North Korea refuses to discuss denuclearization issues with Seoul, claiming its atomic arms are aimed at deterring the U.S., not the SoutH.

The denuclearization issue has been discussed in the six-nation talks involving the two KoreaS, the U.S., China, Japan and Russia since 2003. North Korea, going through an unstable power transfer and in apparent need of outside aid, wants to restart the talks, which have been stalled since 2008.

Pyongyang officially proposed defense talks with Seoul on Thursday, providing a breakthrough to discuss the two deadly attacks it made against Seoul Korea last year.

North Korea has taken “a firm stance to resolve” all pending military issues with the South, including the sinking of the warship Cheonan and the bombing of Yeonpyeong Island, in the high-level talks, the North’s official Korean Central News Agency reported Friday.
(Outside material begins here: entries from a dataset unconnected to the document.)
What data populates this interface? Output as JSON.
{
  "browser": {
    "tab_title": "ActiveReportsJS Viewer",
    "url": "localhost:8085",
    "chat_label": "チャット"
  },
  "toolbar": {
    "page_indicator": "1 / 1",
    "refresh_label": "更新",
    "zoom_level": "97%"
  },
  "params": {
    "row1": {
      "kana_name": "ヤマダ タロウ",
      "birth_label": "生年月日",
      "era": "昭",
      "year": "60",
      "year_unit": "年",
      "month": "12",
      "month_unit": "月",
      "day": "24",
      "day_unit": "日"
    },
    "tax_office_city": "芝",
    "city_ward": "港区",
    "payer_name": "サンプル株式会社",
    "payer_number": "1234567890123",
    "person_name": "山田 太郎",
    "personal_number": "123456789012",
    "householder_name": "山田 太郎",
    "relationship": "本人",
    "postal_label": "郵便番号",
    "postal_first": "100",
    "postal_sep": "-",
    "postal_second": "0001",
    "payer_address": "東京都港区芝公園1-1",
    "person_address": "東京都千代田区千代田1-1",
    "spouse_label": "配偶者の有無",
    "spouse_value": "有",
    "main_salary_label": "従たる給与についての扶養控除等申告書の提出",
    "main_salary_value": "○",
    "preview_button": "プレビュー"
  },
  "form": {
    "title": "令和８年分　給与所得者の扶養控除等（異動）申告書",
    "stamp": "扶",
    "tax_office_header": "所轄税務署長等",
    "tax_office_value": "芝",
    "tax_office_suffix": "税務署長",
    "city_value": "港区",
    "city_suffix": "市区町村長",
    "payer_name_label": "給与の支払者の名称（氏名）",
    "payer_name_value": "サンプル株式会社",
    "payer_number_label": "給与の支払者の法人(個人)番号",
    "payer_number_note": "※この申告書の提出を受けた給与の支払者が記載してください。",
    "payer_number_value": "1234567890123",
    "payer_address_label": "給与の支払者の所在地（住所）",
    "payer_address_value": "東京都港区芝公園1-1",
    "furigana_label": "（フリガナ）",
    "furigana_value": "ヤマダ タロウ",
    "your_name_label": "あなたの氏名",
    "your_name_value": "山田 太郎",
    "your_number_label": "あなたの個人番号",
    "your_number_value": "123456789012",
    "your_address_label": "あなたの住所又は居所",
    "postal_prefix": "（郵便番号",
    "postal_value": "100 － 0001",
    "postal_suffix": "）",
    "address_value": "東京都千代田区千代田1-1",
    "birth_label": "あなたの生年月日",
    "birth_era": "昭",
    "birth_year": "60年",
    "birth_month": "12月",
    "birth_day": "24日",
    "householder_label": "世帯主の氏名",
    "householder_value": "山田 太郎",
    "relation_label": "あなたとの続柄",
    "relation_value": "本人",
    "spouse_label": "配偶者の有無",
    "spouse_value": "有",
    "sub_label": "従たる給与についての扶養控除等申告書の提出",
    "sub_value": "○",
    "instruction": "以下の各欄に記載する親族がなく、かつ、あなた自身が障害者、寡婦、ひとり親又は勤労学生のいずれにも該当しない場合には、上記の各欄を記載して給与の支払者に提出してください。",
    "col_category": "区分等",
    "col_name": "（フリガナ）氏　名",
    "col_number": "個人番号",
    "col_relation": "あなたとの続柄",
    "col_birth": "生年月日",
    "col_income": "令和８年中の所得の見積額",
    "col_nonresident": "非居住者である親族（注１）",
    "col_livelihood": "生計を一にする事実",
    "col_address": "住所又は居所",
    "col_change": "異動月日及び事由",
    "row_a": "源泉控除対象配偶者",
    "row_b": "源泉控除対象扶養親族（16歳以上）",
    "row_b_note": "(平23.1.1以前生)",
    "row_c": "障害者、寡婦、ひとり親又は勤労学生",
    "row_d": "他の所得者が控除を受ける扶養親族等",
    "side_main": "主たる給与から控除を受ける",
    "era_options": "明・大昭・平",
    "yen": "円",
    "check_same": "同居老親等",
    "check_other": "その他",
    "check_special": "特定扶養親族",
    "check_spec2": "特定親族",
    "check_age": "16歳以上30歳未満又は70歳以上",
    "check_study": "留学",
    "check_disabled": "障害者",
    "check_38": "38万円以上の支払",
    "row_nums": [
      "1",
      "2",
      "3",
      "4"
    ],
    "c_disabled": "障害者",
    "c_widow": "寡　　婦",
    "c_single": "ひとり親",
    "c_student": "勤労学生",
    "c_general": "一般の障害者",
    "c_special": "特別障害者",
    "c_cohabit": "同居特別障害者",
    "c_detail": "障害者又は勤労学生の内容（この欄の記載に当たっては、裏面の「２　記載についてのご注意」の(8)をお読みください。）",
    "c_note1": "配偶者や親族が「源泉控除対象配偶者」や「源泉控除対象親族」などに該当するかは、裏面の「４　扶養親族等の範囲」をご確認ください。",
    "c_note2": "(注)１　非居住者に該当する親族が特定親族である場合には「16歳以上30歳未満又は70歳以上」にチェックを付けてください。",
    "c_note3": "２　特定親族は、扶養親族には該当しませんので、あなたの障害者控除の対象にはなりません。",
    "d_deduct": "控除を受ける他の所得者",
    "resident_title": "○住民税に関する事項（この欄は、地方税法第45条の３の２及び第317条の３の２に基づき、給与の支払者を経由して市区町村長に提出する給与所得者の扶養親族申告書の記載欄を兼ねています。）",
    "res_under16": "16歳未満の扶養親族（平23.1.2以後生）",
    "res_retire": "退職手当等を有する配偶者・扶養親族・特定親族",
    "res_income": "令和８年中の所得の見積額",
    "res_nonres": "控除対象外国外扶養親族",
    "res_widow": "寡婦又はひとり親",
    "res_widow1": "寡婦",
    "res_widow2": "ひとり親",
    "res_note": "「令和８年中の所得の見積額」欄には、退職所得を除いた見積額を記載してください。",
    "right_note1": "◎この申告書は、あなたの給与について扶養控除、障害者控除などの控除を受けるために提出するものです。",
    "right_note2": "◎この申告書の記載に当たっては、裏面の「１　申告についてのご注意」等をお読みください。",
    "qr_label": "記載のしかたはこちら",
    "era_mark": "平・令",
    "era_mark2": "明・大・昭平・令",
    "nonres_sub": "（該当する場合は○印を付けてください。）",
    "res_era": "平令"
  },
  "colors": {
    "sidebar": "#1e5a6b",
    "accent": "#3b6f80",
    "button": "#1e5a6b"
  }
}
The talks come on the heels of the U.S. and China summit, during which the two strongest regional powers agreed that dialogue between the Koreas was essential to securing a peaceful, nuclear-free Korean Peninsula.

Regional powers are waiting to see whether the inter-Korean talks agreed to Thursday will lead to large-scale dialogue aimed at denuclearizing North Korea.

The United States welcomed North Korea’s proposal for high-level inter-Korean military dialogue.

“We welcome dialogue between North Korea and South Korea,” said U.S. State Department spokesman P.J. Crowley.

The spokesman reiterated Washington will not be immediately jumping into talks with Pyongyang after the inter-Korean dialogue takes place.

“We’re looking for clear signs that North Korea will seriously meet its obligations and demonstrates that it’s prepared to have constructive dialogue,” he said. “We don’t want to call a resumption of the six-party process until we are confident that those kinds of discussions will be productive.”

White House spokesman Robert Gibbs called the agreement “an important step forward.”

Overcoming their once-divided view, U.S. President Barack Obama and his Chinese counterpart Hu Jintao agreed during their talks Thursday on the importance of resuming the six-nation negotiations and halting North Korea’s provocations.

Analysts here had said the South Korean government will have to accept Pyongyang’s proposal for talks sooner or later to avoid being left out in the talks that will discuss issues that directly affect the peninsula.

North Korea unveiled a new uranium enrichment facility to a U.S. expert last year, apparently urging dialogue partners to resume talks to halt its nuclear ambitions.

Uranium, if highly enriched, can be used to make nuclear weapons, giving Pyongyang an alternative to plutonium. The communist state has conducted two atomic tests already.

The last government-level talks between the two Koreas took place last February, during which working-level officials discussed issues of resuming cross-border tours to the North’s mountain resort and inter-Korean trade. The two countries’ defense chiefs last met in Pyongyang in November 2007, a month after the second summit between the leaders of their countries.